3 ideas i thought were billion dollar businesses at 2am that read as nonsense at 9am. a pvt folder because my dad sent me all my govt documents.
a wifi password from a coffee shop in ho chi minh i went to once this year.
a random drunken motivational voice note to myself i can't bring myself to delete
watching anthropic and openai trade positions on the leaderboards every 3 weeks and i'm starting to think the entire competitive narrative is a distraction from what actually matters
the question isn't "which model is best." the question is "which model adapts fastest to the user's specific context." and that's a question the leaderboards don't measure
if claude is better at code in benchmarks but openai is better at understanding what a user means when she says "make it less... like that," your benchmark is wrong. or rather, your benchmark is for engineers. and most users are not engineers
the next round of AI competition won't be about parameter count or context window. it'll be about who built the personality layer best. and that's a soft skill, not a hardware one
the founder who scales is not the one who works hardest
it's the one who realised her best ideas come at 11am after coffee, not 2am after panic. and structured her day around the former
luxury fashion just made a mistake the consumer ai industry should study carefully
between 2023 and 2025, 80% of luxury's growth came from price increases. not new customers. not new products. just charging more for the same handbag year after year
now the aspirational middle, the customer who would buy one bag a year and tell ten friends, has been priced out. the entire engine of word-of-mouth distribution is gone. and luxury is figuring out (publicly, painfully) that you can't grow forever by squeezing your top 10% if the top 10% no longer evangelises to anyone
every consumer ai founder should write this down. the mistake luxury made is the mistake i see consumer ai about to make: pricing your product to extract maximum value from your power users while quietly losing the network around them
the math always wins. distribution > extraction. always
fashion designers protesting AI on runways this season are missing the point
they're protesting the version of AI that generates "photorealistic models in clothes nobody wore." that AI deserves the protest. h&m's digital twin of a real model is gross. j.crew not disclosing AI in their lookbook is gross
but the protest is being aimed at the wrong target. the AI most fashion houses should actually fear is the one that helps a customer get rid of 60% of their closet because she suddenly understands what she actually likes. that AI is coming. and it doesn't generate a single image
the fashion industry has spent 200 years convincing women they need more. the AI that helps them buy less is the existential threat. but it doesn't show up on a runway. it shows up on someone's phone, quietly making the closet smaller and the user more satisfied
protest the right thing
how to know if something is actually your colour. the 3 tests, plus 1 secret.
1. the jaw test
hold the fabric next to your jaw in natural daylight only. not bathroom light. not store light. look for one of two things: do your eyes look brighter, or do they look tired? brighter means your undertone agrees with the colour. tired means it doesn't. takes 5 seconds in any store with a window.
2. the photo test
the colour you wear in real life and the colour you wear on camera are not the same thing. a colour can flatter you in person but wash you out in photos. warm beige and rust often do this to cool undertones. if your life involves being photographed (it does), test it on camera before you buy it.
3. the room test
walk into a familiar room. does the colour blend with the environment or jump? your colours should announce themselves slightly. if nobody clocks the outfit, it might just be too low saturation for your face. try a deeper version of the same hue.

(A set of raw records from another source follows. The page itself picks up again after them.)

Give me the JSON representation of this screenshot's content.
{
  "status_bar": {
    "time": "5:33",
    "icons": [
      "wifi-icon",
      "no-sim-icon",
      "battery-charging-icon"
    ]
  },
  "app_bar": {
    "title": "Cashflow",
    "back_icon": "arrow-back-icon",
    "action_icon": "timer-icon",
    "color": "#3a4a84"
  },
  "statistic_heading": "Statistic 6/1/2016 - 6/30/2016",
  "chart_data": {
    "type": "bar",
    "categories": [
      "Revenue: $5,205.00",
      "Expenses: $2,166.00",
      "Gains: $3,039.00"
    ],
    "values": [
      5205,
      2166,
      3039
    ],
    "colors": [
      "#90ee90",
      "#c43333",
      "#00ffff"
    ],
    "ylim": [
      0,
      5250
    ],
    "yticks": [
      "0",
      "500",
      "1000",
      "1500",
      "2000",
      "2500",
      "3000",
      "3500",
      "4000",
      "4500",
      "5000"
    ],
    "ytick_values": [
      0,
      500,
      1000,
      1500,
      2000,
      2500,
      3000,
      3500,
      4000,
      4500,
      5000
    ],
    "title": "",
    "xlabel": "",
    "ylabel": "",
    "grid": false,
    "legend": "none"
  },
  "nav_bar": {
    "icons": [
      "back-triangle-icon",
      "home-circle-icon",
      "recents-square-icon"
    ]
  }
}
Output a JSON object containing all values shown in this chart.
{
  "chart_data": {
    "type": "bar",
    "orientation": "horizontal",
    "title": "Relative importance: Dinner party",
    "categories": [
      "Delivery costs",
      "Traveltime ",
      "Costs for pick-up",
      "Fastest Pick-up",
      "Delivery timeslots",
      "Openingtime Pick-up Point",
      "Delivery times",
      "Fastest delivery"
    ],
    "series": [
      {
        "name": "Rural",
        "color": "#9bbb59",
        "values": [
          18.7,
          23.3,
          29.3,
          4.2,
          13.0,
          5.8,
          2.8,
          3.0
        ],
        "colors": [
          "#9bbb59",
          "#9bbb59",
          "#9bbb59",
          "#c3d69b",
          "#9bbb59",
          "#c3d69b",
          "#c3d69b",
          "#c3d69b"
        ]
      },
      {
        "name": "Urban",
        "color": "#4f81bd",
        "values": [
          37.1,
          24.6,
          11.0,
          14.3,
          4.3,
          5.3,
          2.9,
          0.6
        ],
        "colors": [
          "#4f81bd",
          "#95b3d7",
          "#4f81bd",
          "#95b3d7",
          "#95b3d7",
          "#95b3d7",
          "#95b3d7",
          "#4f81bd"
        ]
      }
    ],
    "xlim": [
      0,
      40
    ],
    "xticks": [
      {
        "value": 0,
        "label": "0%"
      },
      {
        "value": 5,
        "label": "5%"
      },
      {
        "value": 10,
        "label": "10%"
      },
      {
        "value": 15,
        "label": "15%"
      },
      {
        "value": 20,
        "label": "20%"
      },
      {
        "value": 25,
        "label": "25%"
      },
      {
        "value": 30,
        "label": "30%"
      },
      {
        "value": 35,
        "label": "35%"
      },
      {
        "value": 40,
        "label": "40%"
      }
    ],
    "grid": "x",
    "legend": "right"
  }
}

4. the wrist test (secret test)
flip your wrist over in natural light. if your veins read greenish, you have a warm undertone. gold, mustard, terracotta, olive flatter you. if veins read bluish or purple, you have a cool undertone. silver, jewel tones, true black flatter you. this isn't gospel but it's free, takes 2 seconds, and is 90% accurate.
most "i look bad in everything" days are colour days, not body days. the colour was wrong, not you.